More Discussion Questions

Discussion Questions 
1. What kind of God are the eyes of Hurston's characters watching? What is the nature of that God and of their watching? Do any of them question God?

2. What is the importance of the concept of horizon? How do Janie and each of her men widen her horizons? What is the significance of the novel's final sentences in this regard?

3. How does Janie's journey—from West Florida, to Eatonville, to the Everglades—represent her, and the novel's increasing immersion in black culture and traditions? What elements of individual action and communal life characterize that immersion?

4. To what extent does Janie acquire her own voice and the ability to shape her own life? How are the two related? Does Janie's telling her story to Pheoby in flashback undermine her ability to tell her story directly in her own voice?

5. What are the differences between the language of the men and that of Janie and the other women? How do the differences in language reflect the two groups' approaches to life, power, relationships, and self-realization? How do the novel's first two paragraphs point to these differences?
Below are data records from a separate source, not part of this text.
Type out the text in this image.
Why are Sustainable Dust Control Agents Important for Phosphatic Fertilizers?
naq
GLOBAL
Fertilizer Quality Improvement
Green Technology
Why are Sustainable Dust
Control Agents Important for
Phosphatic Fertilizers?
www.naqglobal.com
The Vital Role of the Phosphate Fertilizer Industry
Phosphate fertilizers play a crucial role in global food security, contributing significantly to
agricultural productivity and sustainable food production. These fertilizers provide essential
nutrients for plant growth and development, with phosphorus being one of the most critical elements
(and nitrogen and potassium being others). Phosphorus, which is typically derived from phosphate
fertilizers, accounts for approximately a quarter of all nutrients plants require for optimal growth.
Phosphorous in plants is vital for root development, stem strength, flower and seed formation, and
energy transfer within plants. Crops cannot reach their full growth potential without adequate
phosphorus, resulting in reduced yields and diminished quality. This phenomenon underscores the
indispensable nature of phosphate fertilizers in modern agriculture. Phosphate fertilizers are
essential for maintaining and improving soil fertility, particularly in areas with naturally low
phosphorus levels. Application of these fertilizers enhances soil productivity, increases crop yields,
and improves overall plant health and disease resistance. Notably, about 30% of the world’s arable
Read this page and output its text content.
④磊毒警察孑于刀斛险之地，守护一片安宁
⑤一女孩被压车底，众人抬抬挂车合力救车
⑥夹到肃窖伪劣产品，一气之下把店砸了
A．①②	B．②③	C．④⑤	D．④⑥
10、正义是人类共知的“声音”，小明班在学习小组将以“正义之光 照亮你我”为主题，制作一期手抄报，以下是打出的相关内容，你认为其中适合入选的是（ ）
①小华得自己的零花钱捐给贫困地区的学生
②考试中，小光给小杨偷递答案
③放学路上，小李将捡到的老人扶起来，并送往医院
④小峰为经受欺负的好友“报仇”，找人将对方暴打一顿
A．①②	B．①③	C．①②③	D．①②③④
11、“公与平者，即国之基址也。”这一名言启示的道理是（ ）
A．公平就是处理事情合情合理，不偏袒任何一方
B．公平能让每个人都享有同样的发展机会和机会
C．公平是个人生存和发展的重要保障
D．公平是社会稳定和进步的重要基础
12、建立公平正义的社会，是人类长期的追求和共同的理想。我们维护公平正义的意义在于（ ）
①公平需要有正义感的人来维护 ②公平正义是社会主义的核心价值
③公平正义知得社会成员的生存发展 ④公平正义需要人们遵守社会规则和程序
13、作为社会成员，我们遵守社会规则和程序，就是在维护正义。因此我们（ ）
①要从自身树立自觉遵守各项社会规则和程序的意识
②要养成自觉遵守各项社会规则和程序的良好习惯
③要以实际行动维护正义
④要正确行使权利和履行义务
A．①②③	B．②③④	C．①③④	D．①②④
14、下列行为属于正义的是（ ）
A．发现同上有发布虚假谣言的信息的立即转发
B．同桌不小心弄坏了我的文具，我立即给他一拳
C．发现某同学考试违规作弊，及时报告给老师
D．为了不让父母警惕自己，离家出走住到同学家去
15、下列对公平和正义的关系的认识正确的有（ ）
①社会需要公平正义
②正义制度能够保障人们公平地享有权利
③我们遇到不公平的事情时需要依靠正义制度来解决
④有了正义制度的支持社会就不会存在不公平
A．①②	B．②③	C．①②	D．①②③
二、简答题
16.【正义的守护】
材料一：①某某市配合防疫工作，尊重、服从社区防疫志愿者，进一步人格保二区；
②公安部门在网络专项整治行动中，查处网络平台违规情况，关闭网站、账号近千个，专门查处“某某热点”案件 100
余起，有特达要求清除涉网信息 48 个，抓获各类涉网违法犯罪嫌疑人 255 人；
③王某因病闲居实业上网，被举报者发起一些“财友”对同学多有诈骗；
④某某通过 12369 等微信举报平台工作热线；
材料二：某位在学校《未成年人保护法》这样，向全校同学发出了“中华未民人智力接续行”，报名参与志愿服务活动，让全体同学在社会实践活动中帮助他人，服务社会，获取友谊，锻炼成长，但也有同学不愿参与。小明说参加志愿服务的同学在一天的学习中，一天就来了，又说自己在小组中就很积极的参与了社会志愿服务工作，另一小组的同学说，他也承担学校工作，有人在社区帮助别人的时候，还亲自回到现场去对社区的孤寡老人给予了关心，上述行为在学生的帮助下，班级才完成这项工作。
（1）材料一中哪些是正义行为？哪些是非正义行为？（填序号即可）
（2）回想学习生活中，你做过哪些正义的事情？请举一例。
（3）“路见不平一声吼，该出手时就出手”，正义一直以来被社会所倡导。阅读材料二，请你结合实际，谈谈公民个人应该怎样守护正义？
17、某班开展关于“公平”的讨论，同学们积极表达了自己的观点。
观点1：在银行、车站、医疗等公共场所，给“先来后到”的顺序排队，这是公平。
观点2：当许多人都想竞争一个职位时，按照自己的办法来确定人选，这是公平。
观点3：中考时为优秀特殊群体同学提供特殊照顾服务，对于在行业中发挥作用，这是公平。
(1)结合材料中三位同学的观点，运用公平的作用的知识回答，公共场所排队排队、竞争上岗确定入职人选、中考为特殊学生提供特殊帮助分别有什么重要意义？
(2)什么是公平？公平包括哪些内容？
6. In what ways does Janie conform to or diverge from the assumptions that underlie the men's attitudes toward women? How would you explain Hurston's depiction of violence toward women? Does the novel substantiate Janie's statement that "Sometimes God gits familiar wid us womenfolks too and talks His inside business"?

7. What is the importance in the novel of the "signifyin'" and "playin' de dozens" on the front porch of Joe's store and elsewhere? What purpose do these stories, traded insults, exaggerations, and boasts have in the lives of these people? How does Janie counter them with her conjuring?

8. Why is adherence to received tradition so important to nearly all the people in Janie's world? How does the community deal with those who are "different"?

9. After Joe Starks's funeral, Janie realizes that "She had been getting ready for her great journey to the horizons in search of people; it was important to all the world that she should find them and they find her." Why is this important "to all the world"? In what ways does Janie's self-awareness depend on her increased awareness of others?

10. How important is Hurston's use of vernacular dialect to our understanding of Janie and the other characters and their way of life? What do speech patterns reveal about the quality of these lives and the nature of these communities? In what ways are "their tongues cocked and loaded, the only real weapon" of these people?